Bien sûr, je ne pouvais pas me permettre de dormir toute la nuit. J'avais un rendez-vous urgent avec mon supérieur afin de discuter de notre situation. Si tout ce passait bien, j'avais bon espoir de nous passer tous les deux dans le service de protection des témoins au monde de l'ombre.

Ainsi, Samael pourrait enfin être en sécurité. Loin de... Peu importe ce qui l'effrayait. 

Je tournai sur moi même dans le lit, le corps prit dans les draps. Samael ronflait derrière moi, collé à ma peau. Sa chaleur se diffusait encore en moi et je ne m'étais pas sentie aussi confortable depuis bien trop longtemps. 

— Debout, me résolus-je à lui dire. 

Un marmonnement mécontent me répondit, mais il ouvrit néanmoins les yeux. Samael sembla confus pendant une minute. 

— Déjà ? demanda-t-il.

— Pas le choix. 

Il poussa un profond soupir tout en me lâchant. Soudainement, le monde parut froid sans la chaleur de ses bras. Il se laissa rouler sur le dos tout en étirant ses muscles. 

— Tout ira bien, me dit-il.

Sa voix était encore endormie, mais l'inquiétude s'y faisait déjà entendre. Nous avions tous les deux une longue journée devant nous. 

— Tu peux rester ici, si tu veux, lui appris-je.

Je savais qu'il se sentait en sécurité chez moi. Et, je lui faisais assez confiance pour l'y laisser sans surveillance. 

— Merci... 

Nous restâmes silencieux quelques secondes. De la main, il m'attira plus proche de lui. Ainsi ma tête reposait désormais sur son torse, tandis que nous regardions le plafond sans rien oser dire. 

La chambre, si paisible quelques instants plus tôt, semblait maintenant emplie d'une profonde énergie. Un mélange d'angoisse et d'appréhension. Tout se jouait dans les prochaines heures, et j'ignorai si nous possédions suffisamment de preuves. 

— Le Covent Ambré, soupirai-je en pensant à haute voix. 

Sous moi, le corps de Samael se raidit. 

— Jade...

Il y avait quelque chose d'étrange dans sa voix. Une sorte d'avertissement. Je me redressai sur mes coudes pour le regarder, les sourcils froncés. Regrettait-il la nuit dernière ? Mon coeur se pinça à cette pensée. Car moi, j'étais heureuse. 

— Il faut que tu saches quelque chose, commença-t-il.

Une sueur froide me parcourut. Ses beaux yeux au vert intense se posèrent sur mon visage. La façon dont il me sourit me rassura un peu et il caressa mon dos du bout des doigts. 

— Kyros et moi travaillions avec eux il y a quelques années. Il y a... Beaucoup d'histoires entre nous. Ces gens sont dangereux, ils s'en prendront à toi sans aucune hésitation.

— Je sais, répondis-je calmement.

Samael ferma les yeux. 

— Non, Jade. Tu ne comprends pas... Ce sont des meurtriers. 

Cette réflexion me fit tiquer car... Nous le savions.

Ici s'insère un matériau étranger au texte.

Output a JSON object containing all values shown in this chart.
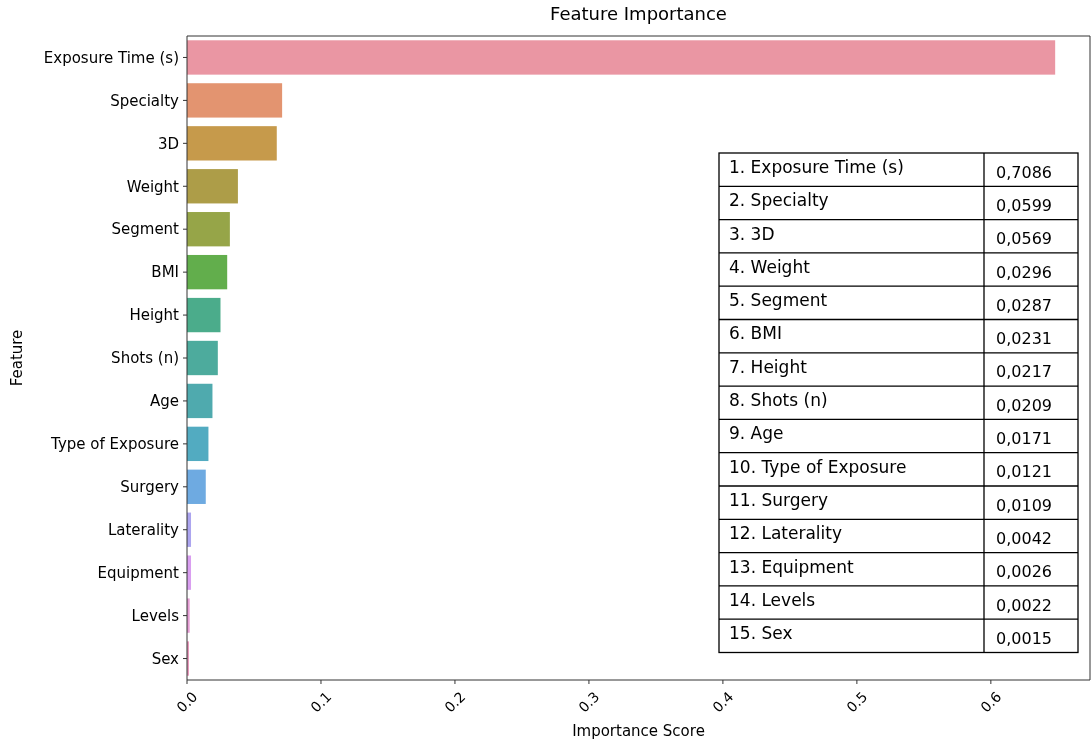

Il s'agissait de la raison de mon rendez-vous d'aujourd'hui. Pourtant un tremblement dans sa voix attira mon attention.

— Est-ce qu'ils ont tué quelqu'un que tu connaissais ?

Sa main retomba mollement sur le matelas.

— Oui, répondit-il simplement. Et c'était terrible. Jade, je ne veux pas qu'il t'arrive quoi que ce soit.

— Tout ira bien, lui dis-je. Je vais tout arranger, je te le promets.

Il ne parut pourtant pas convaincu, un air soudain las fut lisible sur son visage tandis que je me laisser rouler sur le lit.

J'avais un million de questions pour lui, mais pas le temps de les poser. Je ne pouvais pas être en retard aujourd'hui. 

Cela n'empêchait pas mon cerveau de fonctionner aussi rapidement que possible. Lorsque nous étions revenus de chez Kyros, Samael m'avait parlé d'un incendie qu'il avait également vécu. Quelques mois avant celui qui avait faillit me couter la vie.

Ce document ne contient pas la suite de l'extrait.